Still, I’m going to leave Lessons to Learn up there for a while at least, and see what happens.

If you’re interested in learning more about promoting your work and finding new readers on Bebo, you might want to check out this article from the Bebo author blog on how to be a great Bebo author.

Your thoughts

Do you have a Bebo account? If so, how useful has it been for you? Do/would you ever use a site like Bebo to discover new authors and writing?

Nothing’s permanent on the world wide web

This is something that should be obvious to me: things disappear from the web.

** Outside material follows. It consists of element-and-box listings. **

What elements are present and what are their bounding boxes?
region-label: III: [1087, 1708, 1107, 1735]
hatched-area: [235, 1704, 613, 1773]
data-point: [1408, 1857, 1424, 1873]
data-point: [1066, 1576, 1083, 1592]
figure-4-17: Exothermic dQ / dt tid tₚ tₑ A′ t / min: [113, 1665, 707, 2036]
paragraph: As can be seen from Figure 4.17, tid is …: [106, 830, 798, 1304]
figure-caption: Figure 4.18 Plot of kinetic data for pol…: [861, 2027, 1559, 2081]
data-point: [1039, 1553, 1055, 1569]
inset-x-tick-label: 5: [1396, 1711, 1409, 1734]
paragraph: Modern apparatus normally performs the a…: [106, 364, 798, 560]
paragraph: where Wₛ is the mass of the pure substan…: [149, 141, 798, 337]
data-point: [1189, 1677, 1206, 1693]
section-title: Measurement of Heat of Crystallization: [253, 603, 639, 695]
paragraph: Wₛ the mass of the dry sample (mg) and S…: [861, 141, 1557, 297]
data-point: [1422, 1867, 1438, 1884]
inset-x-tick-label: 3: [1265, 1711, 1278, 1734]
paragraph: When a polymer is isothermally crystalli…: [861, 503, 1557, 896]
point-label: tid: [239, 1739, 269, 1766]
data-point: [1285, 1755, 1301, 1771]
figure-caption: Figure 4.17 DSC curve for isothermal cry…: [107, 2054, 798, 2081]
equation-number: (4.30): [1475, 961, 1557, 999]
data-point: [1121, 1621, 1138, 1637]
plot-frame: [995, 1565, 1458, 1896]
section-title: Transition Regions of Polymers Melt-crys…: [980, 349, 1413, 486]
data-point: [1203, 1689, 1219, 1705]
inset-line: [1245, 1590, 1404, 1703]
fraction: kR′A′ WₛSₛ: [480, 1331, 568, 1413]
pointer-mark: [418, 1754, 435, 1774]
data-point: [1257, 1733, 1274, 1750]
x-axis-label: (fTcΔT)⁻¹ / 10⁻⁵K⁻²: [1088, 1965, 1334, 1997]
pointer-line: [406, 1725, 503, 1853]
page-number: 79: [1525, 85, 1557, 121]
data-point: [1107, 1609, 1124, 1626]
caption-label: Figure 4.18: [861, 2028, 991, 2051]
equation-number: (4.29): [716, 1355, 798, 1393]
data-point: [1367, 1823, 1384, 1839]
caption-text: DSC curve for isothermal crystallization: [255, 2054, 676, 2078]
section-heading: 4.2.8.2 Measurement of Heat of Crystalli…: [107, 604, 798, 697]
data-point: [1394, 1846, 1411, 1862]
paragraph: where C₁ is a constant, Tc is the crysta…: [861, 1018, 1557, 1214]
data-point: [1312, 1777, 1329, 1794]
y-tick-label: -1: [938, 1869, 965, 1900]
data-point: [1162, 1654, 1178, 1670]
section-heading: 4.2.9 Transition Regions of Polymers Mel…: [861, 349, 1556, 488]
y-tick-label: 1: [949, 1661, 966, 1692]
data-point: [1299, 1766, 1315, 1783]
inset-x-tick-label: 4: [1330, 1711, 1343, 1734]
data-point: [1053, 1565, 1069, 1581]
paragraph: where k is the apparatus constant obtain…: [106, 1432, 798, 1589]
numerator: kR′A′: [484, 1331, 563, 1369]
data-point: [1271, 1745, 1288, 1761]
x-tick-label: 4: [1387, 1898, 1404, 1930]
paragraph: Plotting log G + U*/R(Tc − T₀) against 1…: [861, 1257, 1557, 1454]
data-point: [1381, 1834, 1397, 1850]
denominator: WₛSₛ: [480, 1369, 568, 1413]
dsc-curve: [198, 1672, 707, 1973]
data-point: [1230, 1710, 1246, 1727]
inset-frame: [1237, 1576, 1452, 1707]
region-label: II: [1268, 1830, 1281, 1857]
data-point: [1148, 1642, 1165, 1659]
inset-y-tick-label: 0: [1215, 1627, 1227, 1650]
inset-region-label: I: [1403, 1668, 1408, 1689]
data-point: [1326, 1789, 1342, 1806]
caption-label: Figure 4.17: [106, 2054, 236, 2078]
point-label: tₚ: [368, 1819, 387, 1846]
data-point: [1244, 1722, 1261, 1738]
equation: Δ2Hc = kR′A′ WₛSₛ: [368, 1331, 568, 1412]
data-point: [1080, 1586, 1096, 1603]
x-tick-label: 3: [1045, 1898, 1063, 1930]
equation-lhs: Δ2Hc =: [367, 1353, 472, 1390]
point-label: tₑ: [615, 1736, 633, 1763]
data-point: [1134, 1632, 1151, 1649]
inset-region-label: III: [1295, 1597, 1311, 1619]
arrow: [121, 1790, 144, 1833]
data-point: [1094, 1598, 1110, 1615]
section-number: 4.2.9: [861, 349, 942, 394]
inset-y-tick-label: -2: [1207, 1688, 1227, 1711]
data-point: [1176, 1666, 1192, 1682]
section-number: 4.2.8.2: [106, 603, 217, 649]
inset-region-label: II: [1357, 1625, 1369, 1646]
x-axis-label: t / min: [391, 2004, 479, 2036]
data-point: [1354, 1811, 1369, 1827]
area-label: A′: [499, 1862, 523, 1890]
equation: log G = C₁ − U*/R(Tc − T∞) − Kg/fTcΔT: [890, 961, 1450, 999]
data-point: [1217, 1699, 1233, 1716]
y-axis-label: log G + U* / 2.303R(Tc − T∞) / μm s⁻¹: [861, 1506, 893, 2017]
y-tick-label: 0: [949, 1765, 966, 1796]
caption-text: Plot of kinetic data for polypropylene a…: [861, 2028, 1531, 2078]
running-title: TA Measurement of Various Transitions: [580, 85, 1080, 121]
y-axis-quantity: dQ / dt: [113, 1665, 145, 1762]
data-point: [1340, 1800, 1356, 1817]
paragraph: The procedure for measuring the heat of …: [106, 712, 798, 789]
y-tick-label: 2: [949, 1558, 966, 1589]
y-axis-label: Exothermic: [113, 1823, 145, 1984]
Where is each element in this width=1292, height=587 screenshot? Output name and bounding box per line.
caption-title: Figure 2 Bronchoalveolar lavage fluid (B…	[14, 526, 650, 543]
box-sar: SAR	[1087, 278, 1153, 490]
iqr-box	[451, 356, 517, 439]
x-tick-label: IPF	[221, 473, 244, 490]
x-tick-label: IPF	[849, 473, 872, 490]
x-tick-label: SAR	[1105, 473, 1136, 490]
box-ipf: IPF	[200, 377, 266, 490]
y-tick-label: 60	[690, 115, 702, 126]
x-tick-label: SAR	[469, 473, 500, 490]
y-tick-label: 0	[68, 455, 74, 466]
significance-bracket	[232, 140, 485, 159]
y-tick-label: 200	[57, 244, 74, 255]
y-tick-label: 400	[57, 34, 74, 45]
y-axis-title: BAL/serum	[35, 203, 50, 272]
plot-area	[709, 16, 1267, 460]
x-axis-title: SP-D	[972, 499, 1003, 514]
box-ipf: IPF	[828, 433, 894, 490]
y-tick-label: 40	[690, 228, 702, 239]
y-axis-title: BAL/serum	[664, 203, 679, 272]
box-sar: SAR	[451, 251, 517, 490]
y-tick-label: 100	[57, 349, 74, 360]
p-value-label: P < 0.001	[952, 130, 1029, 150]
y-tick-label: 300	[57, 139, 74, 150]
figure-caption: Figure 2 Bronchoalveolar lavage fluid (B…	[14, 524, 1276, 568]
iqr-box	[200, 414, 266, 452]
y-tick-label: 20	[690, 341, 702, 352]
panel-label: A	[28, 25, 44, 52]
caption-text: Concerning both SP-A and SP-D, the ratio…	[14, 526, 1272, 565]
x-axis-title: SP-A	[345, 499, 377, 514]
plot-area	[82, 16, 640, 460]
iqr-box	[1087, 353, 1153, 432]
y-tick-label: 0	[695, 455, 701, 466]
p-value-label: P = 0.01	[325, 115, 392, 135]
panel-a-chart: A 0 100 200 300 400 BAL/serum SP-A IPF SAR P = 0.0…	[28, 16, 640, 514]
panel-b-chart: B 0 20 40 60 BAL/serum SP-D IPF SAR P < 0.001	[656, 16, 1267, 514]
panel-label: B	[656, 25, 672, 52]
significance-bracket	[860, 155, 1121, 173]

Lost propertyWebsites shut down.  Pages are removed. I didn’t update my OpenDiary journal (back in the day when they were generally called journals, not blogs) for a couple of months and my username and all my entries disappeared from the system. Friends have deleted their free email accounts, the messages I’ve sent them have bounced. I’ve done the same.

You would’ve thought I might have learnt my lesson by now.

But no.

The press clippings that are not there

Last night, I decided to put together a press clipping file for my first novel (Yes, it’s called Lessons to Learn. No, the fact that things disappear from the internet is not mentioned in it anywhere). My local paper, back in Auckland, wrote two short pieces about me and the book, before and after the launch. The launch was on the 16th of June. When I left New Zealand at the end of that month, the articles had been reproduced on the newspaper’s website. ‘That’s fine,’ I thought. ‘They’ll be there if I need them.’

Last night, I clicked on the links to the articles that I’d put up on my personal website. I was taken to the newspaper’s website. But instead of seeing the text I wanted, I saw: ‘Sorry, this story is no longer available.’ 

Finding old web stuff

There’s a website called WayBack machine which archives old websites. There’s some pretty cool stuff there, such as the 1998 version of the Google homepage. I’ve used it before to find my articles after a website has closed down or been redeveloped. However, the WayBack machine works best with simple html pages, and alas, the newspaper articles about Lessons were nowhere to be found.

What I should have done

When I first saw the articles online, I should have:

  • printed them or
  • saved the webpage (I find selecting ‘save as’ from the File menu on most web browsers works okay) or
  • pressed the ‘PrtSc’ (print screen) button on my laptop to take a screenshot of exactly how the article looked in the browser window, opened up MS Word, and pasted the screenshot in there.

Luckily, the print versions of newspapers are a little more enduring, and if I ever really need those articles, I can check a public library microfiche record when I’m back in New Zealand (or hope that a friend/relative cut the articles out and saved them for me). However, things would be a lot easier and my clippings file would be two pages thicker this morning, if only I had printed or saved the pieces when I first saw them online, remembering that nothing’s permanent on the world wide web.

Your thoughts

Have you been the victim of any kind of web content loss? Do you know of any other ways to retrieve things that go missing on the internet? Advice gratefully received.